Lucille est décédée le 13 juillet, à « 88 ans et 10 mois ». Si elle a vécu aussi longtemps, c’est parce qu’une femme a pris le temps de lui tenir la main, ce jour-là.

La gratitude de la communauté de Saint-Bernard envers les secouristes, formés ou patentés, qui sont intervenus ce jour-là est sans borne. La plus grande tragédie routière du Canada a lié par le sang et pour toujours ces deux petits villages de Beauce et de Charlevoix.  

Quelques semaines après l’accident, des dizaines de proches des victimes s’étaient déplacés à l’église des Éboulements pour venir rencontrer ceux qui avaient vu la mort des leurs de près, qui l’avaient touchée, sentie, entendue… Et pleurée.
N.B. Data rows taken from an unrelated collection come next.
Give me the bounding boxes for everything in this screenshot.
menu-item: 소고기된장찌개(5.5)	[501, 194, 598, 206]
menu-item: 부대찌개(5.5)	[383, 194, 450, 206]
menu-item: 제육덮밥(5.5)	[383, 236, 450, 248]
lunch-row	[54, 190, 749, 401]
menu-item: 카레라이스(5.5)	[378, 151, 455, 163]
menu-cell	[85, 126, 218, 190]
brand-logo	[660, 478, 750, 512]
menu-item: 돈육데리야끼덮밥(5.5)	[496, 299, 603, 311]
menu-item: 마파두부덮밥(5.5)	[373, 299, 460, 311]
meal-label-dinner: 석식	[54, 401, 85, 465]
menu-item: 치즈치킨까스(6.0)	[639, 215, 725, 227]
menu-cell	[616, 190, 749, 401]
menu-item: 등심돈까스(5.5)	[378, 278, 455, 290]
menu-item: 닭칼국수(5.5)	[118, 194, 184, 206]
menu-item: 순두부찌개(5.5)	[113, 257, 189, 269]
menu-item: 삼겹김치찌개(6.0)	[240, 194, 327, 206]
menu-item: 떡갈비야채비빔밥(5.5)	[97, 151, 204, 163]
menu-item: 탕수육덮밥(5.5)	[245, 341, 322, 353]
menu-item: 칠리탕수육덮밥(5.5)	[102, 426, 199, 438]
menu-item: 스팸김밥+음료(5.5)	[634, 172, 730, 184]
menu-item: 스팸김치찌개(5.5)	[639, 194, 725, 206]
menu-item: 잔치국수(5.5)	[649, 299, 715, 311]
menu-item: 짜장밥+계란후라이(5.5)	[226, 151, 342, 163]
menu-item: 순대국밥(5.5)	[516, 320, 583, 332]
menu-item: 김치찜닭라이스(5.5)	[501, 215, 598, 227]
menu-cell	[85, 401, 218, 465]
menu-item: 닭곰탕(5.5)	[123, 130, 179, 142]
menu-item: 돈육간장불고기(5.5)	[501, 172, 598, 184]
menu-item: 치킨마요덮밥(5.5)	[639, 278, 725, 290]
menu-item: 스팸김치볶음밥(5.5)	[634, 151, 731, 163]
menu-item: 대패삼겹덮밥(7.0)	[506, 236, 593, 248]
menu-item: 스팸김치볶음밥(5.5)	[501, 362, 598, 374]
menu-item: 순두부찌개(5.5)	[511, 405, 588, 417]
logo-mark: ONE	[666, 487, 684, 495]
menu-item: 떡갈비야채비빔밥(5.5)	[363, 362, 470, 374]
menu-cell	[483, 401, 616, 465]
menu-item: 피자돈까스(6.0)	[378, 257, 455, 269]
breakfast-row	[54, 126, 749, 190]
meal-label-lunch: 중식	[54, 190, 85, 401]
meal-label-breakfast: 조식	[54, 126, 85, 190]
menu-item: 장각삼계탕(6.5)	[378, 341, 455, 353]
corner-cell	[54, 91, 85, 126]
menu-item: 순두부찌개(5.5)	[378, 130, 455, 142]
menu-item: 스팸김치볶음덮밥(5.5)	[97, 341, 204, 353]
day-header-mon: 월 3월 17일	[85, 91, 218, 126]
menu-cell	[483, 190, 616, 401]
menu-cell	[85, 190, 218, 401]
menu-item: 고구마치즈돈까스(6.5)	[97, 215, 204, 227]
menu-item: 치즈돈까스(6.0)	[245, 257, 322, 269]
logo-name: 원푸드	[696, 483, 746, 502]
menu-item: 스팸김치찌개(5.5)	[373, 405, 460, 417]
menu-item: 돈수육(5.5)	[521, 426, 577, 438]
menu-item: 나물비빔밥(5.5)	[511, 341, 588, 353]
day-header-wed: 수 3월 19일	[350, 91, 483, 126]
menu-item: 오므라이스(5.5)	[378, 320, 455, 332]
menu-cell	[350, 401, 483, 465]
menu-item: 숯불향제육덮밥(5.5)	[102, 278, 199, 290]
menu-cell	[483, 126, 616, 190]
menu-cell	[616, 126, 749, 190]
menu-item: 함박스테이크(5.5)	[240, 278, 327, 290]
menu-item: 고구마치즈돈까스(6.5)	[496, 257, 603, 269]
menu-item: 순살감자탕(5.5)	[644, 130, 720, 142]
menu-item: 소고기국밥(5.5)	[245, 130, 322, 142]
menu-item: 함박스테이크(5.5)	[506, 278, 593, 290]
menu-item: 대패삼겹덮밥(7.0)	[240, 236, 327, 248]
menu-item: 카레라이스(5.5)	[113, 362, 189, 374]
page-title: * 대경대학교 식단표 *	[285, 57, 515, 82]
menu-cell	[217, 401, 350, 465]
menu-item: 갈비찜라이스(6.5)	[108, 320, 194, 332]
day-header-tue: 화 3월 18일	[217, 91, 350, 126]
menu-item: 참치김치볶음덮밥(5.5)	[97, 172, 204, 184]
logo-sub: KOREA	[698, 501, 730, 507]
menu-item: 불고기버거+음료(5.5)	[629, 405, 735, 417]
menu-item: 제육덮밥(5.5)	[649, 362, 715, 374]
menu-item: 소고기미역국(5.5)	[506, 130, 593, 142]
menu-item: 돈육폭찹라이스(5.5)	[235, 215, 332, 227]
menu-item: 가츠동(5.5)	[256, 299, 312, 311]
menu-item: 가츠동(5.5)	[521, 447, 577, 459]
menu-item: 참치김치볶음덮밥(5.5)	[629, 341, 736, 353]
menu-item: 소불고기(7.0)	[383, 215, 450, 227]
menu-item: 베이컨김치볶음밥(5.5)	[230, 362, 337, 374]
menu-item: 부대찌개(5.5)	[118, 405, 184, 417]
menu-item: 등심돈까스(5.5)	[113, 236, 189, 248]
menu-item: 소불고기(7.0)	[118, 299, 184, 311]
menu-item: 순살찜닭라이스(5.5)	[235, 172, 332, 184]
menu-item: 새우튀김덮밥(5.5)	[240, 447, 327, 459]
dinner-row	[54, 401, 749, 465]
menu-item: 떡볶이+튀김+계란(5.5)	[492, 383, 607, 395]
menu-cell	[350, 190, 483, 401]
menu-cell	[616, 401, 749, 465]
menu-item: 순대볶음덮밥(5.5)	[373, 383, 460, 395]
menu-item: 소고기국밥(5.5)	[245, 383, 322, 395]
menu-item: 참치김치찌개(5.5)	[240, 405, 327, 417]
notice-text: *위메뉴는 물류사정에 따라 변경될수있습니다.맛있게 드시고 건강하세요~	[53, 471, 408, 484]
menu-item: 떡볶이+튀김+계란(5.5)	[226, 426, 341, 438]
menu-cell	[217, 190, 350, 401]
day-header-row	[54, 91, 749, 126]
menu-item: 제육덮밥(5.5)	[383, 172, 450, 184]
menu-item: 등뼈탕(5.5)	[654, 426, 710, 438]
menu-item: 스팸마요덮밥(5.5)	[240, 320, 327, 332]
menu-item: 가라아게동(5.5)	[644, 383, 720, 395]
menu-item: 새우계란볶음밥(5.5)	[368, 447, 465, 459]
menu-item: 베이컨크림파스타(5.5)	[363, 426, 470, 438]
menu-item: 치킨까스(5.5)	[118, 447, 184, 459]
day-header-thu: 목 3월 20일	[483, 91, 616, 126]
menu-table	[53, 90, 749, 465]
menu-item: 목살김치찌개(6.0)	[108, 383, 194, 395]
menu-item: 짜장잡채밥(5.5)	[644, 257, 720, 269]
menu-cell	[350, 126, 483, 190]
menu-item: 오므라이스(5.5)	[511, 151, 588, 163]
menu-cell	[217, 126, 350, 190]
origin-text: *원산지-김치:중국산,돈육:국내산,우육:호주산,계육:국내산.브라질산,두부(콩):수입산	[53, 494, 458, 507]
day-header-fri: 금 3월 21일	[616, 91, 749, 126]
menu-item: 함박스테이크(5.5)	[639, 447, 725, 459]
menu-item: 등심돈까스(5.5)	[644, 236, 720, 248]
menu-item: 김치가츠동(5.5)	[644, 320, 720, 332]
« À l’église,  ils étaient tous là, en demi-cercle. Sais-tu? On était en deuil de nos proches, de nos amis,  mais eux avaient aussi vécu quelque chose d’horrible. On avait l’impression d’être là pour les consoler…  C’était chargé en émotion», évoque la belle dame, le regard embué.

L’accident a profondément marqué la communauté de Saint-Bernard.

« Ça a vidé la place. C’était radical », résume Réjean Savoie.

Lorraine Fortin se souvient de la désolation qui a suivi. «Tous les organismes étaient déconstruits! Il n’y avait plus personne dans la chorale, à l’Âge d’or, dans les soirées de danse, les soirées de quilles, la bibliothèque manquait de bénévoles… Tout a changé après ça. »

Aujourd’hui, Mme Fortin chante dans la chorale avec la dernière survivante de l’accident du 7 octobre, Catherine Larochelle (voir autre texte). L’histoire de Mme Larochelle avait ému le monde aux lendemains de la tragédie puisqu’elle et son mari Jacques Labrecque faisaient partie de la poignée de miraculés.

Rémi, Lorraine, Jeannine et Réjean s’apprêtent à reprendre la route pour retourner chez eux.  Les larmes ont coulé. Les mains se sont serrés. Nous nous sommes étreints. Saint-Bernard, St-Jos : nos histoires s’abreuvent à la même rivière salée.

« Y’a des beaux jours, des moins beaux jours. C’est comme la température, mais mordez dans la vie!», lance Réjean Savoie en guise d’aurevoir.

Comme ces Beaucerons venus prendre un bain de beauté charlevoisien, je répondrai encore à l’appel des couleurs et du fleuve, promis.